E’ diretto dal dott. Ermanno Dell’Omo che si avvale della collaborazione di 7 medici specializzati, 10 infermieri, 4 ausiliari e una caposala.
Solo 24 i posti letto che non riescono a soddisfare le esigenze dei pazienti. Le liste di attesa sono sempre lunghe e non solo per i ricoveri ma anche per le visite ambulatoriali esterne che sempre nel 2000 sono state circa ottomila alle quali vanno aggiunte le circa 2500 visite ambulatoriali interne.

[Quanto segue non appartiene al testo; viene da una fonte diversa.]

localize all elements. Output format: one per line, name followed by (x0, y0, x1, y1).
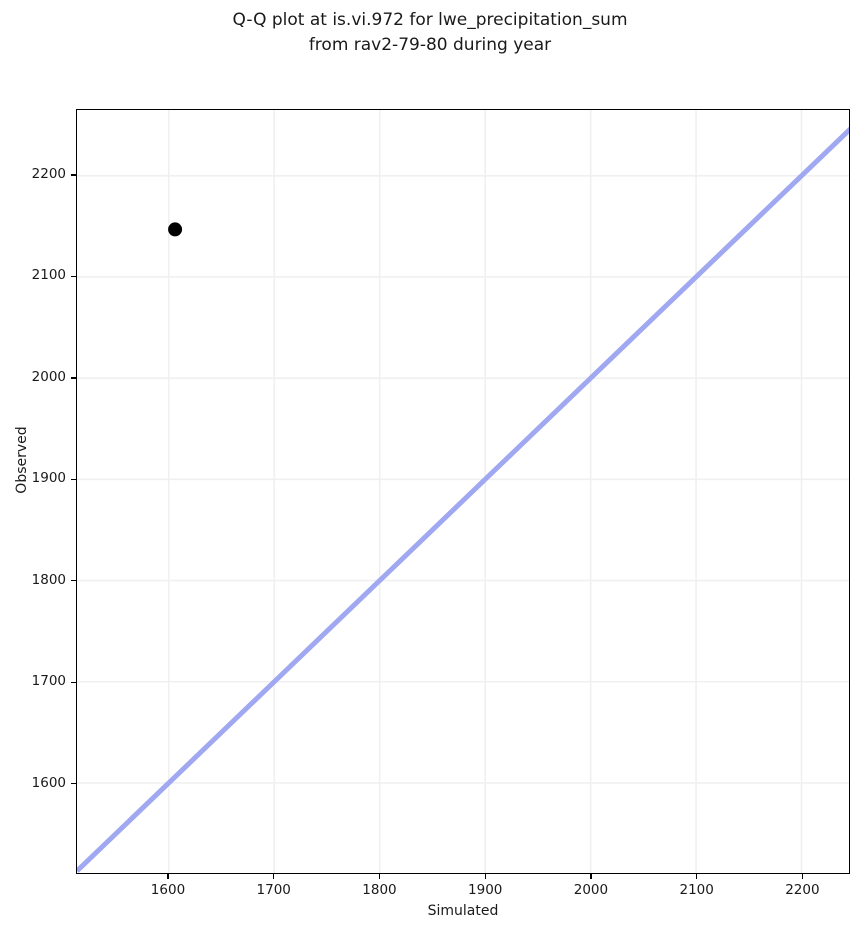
x-tick-mark (484, 874, 486, 879)
y-tick-label: 1800 (31, 571, 66, 588)
y-axis-label: Observed (14, 426, 30, 494)
x-tick-mark (273, 874, 275, 879)
x-tick-label: 1900 (468, 882, 503, 898)
reference-line (77, 126, 849, 873)
x-tick-mark (801, 874, 804, 879)
y-tick-label: 1600 (31, 774, 66, 791)
gridlines (77, 110, 849, 873)
y-tick-mark (71, 783, 76, 785)
y-tick-label: 2200 (31, 165, 66, 182)
x-axis-label: Simulated (427, 903, 499, 919)
x-tick-label: 1800 (362, 882, 397, 898)
x-tick-mark (167, 874, 169, 879)
y-tick-label: 1900 (31, 470, 66, 487)
x-tick-label: 2100 (679, 882, 714, 898)
y-tick-mark (71, 377, 76, 379)
y-tick-label: 1700 (31, 673, 66, 690)
chart-title: Q-Q plot at is.vi.972 for lwe_precipitat… (232, 10, 628, 55)
data-layer (77, 126, 849, 873)
x-tick-label: 2000 (573, 882, 609, 898)
x-tick-label: 1700 (256, 882, 291, 898)
y-tick-mark (71, 478, 76, 480)
x-tick-mark (590, 874, 592, 879)
y-tick-mark (71, 681, 76, 683)
x-tick-mark (696, 874, 698, 879)
y-tick-mark (71, 580, 76, 582)
y-tick-label: 2100 (31, 267, 66, 284)
y-tick-mark (71, 174, 76, 176)
x-tick-label: 1600 (150, 882, 186, 898)
y-tick-label: 2000 (31, 368, 66, 385)
plot-area (76, 109, 850, 874)
x-tick-mark (378, 874, 381, 879)
data-point (168, 222, 183, 237)
x-tick-label: 2200 (785, 882, 820, 898)
y-tick-mark (71, 275, 76, 278)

Il reparto ha toccato una produttività di 6 miliardi di lire all’anno con un introito per la ASL, solo per l’attività ambulatoriale, di altri 500 milioni.
Come si accennava è meta di pazienti provenienti da tutte le regioni di Italia per interventi delicati come i distacchi di retina, le vitrectomie, gli strabismi e i vari traumi oculari.
L’alto numero delle prestazioni fornite è legato anche ai tempi molto brevi di degenza. In media le giornate di ricovero sono solo tre con un tempo di utilizzo dei posti letto pari all’80 % e con una resa giornaliera a paziente di circa 900.000 lire.
Nei programmi della ASL è previsto un potenziamento del reparto con l’impiego di altri medici ed infermieri.
“ L’oculistica di Larino – ha affermato il Direttore Generale Mario Verrecchia – è uno dei fiori all’occhiello della nostra azienda che, nei suoi programmi punta decisamente sulla qualità delle prestazioni anche attraverso una riqualificazione del personale e comunque in linea con le direttive della Regione.
Contiamo di poter incentivare e organizzare meglio molti reparti sia dell’Ospedale di Larino che di quello di Termoli al fine di fornire servizi più adeguati e più rispondenti alle esigenze dei nostri pazienti.”